What this error means

! Needs authentication — MCP OAuth token saved in Keychain (Codex MCP Credentials) but not read at startup; runtime stamps mcp-needs-auth-cache.json despite valid keychain entry is a Claude Code failure pattern reported for developers trying to fix claude code requiring manual mcp server re-authentication after every session restart, even when oauth tokens are confirmed present in macos keychain. Based on the imported evidence, treat this as a tool-specific troubleshooting page rather than a generic API error.

Why this happens

Found in anthropics/claude-code#57674 (open, created 2026-05-09). Detailed Keychain-level evidence proves tokens ARE persisted but NOT restored at session launch. Affects all HTTP MCP servers using Codex MCP Credentials service. High commercial value — breaks paid Claude Code Pro/Max workflows daily. Category maps to AI Coding Tools per SKILL rules.

Common causes

  • Found in anthropics/claude-code#57674 (open, created 2026-05-09). Detailed Keychain-level evidence proves tokens ARE persisted but NOT restored at session launch. Affects all HTTP MCP servers using Codex MCP Credentials service. High commercial value — breaks paid Claude Code Pro/Max workflows daily. Category maps to AI Coding Tools per SKILL rules.

Quick fixes

  1. Confirm the exact error signature matches ! Needs authentication — MCP OAuth token saved in Keychain (Codex MCP Credentials) but not read at startup; runtime stamps mcp-needs-auth-cache.json despite valid keychain entry.
  2. Check the Claude Code account, local tool state, and provider configuration involved in the failing workflow.
  3. Verify the account session, API key, provider settings, and environment where the failing tool is running.
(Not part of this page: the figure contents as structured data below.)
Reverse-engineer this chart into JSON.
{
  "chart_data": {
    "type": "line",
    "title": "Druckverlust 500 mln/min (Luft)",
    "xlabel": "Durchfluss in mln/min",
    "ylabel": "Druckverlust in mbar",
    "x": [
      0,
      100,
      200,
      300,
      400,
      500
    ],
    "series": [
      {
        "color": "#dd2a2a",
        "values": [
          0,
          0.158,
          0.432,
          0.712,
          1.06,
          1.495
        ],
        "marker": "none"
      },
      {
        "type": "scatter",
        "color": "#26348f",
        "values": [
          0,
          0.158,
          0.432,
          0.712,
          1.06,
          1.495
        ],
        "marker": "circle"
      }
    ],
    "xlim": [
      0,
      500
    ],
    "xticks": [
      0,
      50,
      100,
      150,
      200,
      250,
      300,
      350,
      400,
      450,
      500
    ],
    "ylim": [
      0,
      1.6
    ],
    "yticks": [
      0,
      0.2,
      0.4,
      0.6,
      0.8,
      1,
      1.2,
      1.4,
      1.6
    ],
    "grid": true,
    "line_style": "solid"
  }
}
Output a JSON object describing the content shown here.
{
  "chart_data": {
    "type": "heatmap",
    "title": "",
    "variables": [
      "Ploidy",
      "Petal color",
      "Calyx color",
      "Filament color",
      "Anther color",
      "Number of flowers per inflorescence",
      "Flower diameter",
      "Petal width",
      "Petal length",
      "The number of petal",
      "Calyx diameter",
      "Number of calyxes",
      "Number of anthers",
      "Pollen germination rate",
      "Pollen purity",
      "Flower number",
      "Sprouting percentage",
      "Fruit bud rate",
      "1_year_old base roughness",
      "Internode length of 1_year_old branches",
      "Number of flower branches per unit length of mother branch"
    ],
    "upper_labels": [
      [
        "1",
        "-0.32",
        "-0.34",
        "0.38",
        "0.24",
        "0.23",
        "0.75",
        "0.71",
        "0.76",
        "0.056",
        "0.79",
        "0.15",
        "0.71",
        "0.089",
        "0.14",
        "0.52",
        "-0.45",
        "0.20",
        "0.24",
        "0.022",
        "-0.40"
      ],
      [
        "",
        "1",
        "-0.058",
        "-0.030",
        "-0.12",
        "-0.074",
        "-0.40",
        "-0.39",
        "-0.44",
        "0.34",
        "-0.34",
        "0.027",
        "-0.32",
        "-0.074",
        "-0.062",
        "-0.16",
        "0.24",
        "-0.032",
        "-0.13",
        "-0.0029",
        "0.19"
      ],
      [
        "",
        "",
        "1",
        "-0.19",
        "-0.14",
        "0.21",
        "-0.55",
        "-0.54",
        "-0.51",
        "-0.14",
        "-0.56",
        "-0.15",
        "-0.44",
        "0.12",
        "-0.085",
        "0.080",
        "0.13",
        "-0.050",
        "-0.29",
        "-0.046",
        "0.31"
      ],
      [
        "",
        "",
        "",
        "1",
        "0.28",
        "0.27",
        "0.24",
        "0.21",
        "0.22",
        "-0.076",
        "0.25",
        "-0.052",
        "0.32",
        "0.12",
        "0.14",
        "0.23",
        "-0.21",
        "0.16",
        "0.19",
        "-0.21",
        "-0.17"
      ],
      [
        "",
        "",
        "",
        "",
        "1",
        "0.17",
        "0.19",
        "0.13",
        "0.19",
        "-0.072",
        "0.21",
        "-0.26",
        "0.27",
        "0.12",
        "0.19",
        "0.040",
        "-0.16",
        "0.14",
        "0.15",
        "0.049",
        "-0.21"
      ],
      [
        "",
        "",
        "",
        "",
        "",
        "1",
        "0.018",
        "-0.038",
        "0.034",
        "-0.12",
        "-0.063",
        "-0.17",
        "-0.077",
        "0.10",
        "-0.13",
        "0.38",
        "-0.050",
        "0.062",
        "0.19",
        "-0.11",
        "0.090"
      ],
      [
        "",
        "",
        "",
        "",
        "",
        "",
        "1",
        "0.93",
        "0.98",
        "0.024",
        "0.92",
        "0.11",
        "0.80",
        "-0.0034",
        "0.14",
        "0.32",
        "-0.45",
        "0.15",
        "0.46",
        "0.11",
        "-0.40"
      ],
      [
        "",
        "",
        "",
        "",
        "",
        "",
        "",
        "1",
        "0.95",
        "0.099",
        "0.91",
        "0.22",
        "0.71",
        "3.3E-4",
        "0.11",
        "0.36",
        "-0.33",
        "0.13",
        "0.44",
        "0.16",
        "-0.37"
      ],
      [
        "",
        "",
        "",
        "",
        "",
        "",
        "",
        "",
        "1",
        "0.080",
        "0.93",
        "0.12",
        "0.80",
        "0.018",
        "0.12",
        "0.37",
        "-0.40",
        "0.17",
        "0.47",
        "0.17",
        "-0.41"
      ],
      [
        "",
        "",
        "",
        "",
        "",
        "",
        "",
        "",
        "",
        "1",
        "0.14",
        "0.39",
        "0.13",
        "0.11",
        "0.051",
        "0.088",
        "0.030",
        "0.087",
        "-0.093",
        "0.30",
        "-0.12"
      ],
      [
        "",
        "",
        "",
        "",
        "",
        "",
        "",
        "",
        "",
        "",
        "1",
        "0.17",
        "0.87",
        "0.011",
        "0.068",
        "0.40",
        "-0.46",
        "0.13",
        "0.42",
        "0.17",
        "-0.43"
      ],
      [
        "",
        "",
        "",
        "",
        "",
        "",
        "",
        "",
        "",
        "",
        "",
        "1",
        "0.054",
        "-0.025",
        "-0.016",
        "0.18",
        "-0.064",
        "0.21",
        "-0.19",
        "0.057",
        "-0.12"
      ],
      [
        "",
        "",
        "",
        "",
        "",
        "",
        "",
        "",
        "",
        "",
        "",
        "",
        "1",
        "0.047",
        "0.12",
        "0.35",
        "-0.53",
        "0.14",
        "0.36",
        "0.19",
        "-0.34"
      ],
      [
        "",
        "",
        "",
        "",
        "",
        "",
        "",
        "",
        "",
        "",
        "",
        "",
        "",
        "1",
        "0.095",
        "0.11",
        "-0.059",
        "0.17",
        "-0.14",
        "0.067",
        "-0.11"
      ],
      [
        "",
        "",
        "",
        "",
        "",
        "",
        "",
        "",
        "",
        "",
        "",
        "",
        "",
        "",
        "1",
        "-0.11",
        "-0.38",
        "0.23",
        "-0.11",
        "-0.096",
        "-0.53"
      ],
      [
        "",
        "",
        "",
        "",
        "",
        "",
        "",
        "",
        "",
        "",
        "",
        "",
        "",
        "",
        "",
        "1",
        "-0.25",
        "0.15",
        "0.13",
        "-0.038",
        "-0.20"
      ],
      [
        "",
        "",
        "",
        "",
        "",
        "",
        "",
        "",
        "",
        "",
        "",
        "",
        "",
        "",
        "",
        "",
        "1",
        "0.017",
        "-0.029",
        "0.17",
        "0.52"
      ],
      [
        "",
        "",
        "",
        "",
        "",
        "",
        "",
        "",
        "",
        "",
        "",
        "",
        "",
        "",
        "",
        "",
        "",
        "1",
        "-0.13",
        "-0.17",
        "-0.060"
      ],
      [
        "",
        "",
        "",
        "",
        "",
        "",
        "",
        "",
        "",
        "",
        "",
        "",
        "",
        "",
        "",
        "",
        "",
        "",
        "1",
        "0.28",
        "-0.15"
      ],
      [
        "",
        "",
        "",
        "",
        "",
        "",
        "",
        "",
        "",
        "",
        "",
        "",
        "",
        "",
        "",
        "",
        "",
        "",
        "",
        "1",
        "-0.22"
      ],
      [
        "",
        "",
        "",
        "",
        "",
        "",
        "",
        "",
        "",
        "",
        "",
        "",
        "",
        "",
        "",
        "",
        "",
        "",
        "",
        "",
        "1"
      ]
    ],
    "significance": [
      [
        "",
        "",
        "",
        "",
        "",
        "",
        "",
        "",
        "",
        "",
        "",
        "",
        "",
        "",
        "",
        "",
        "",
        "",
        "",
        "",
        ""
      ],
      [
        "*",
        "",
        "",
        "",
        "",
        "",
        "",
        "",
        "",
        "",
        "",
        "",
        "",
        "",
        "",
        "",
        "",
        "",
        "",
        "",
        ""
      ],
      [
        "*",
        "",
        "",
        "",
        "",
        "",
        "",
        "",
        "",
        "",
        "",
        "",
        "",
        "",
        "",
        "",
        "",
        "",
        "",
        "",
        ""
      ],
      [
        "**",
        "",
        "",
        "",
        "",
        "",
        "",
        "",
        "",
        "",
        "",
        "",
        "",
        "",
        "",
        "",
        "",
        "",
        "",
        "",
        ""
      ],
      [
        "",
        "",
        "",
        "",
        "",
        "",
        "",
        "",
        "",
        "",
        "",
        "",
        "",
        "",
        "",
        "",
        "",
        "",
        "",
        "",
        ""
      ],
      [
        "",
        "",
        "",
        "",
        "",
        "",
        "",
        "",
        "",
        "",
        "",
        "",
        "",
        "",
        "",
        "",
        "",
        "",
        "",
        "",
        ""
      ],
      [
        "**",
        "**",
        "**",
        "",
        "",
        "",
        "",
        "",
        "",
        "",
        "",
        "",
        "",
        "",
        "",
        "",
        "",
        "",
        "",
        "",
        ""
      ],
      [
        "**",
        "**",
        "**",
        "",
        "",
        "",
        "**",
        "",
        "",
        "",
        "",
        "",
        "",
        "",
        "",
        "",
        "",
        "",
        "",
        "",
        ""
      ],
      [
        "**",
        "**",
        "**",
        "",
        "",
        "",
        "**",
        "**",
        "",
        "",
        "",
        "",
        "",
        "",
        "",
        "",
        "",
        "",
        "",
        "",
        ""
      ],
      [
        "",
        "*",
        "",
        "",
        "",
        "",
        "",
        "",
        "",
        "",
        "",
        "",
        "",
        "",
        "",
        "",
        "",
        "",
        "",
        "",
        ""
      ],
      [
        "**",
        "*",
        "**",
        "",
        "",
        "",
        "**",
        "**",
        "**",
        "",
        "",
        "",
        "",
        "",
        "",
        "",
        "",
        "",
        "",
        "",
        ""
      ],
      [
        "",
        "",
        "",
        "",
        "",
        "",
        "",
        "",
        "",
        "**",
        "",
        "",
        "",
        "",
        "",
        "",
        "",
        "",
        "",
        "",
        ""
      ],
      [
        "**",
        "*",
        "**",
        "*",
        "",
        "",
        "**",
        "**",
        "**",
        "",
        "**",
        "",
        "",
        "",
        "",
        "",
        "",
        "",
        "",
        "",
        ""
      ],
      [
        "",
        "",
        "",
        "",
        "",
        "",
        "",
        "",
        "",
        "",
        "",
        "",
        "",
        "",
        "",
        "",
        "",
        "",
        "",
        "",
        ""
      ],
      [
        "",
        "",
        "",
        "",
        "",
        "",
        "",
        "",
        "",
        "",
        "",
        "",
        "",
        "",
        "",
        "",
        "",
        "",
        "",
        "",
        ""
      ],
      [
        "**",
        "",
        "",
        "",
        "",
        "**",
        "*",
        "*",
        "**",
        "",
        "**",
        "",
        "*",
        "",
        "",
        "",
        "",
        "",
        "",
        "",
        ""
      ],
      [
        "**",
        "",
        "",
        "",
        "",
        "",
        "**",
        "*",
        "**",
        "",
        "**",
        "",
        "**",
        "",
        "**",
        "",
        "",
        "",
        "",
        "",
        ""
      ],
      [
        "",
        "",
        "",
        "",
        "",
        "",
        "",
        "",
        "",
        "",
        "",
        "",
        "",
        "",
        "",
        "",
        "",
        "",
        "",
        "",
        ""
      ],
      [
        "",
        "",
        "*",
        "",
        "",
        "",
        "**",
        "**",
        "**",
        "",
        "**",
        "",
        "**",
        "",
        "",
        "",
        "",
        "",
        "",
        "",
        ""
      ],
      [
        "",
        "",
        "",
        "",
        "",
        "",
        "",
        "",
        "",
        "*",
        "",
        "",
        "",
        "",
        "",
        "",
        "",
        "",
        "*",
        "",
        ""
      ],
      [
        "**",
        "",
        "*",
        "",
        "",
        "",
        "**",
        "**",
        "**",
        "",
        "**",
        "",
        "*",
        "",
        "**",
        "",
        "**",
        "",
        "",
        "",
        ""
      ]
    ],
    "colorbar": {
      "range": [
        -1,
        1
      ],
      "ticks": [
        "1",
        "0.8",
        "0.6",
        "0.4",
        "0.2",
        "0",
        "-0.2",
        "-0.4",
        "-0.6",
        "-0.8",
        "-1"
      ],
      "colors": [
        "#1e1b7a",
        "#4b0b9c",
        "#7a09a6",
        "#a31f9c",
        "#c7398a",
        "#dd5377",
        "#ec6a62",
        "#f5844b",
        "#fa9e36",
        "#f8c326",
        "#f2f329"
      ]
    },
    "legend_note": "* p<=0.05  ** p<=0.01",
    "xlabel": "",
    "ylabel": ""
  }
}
Platform/tool-specific checks

  • Verify the command, editor, extension, or API client that produced the error.
  • Compare local settings with CI, deployment, or editor-level settings when the error appears in only one environment.
  • Avoid deleting credentials, local model data, or project settings until the failing scope is clear.

Step-by-step troubleshooting

  1. Capture the exact error message and the command, editor action, or request that triggered it.
  2. Check whether the failure is account/auth, quota/rate, model/provider, local runtime, or deployment configuration.
  3. Review the source evidence below and compare it with your environment.
  4. Apply one change at a time and rerun the smallest failing action.
  5. Keep the working fix documented for the team or deployment environment.

How to prevent it

  • Keep provider/tool configuration documented.
  • Record non-secret diagnostics such as tool version, provider name, model name, and command path.
  • Add a lightweight check before CI or production workflows depend on the tool.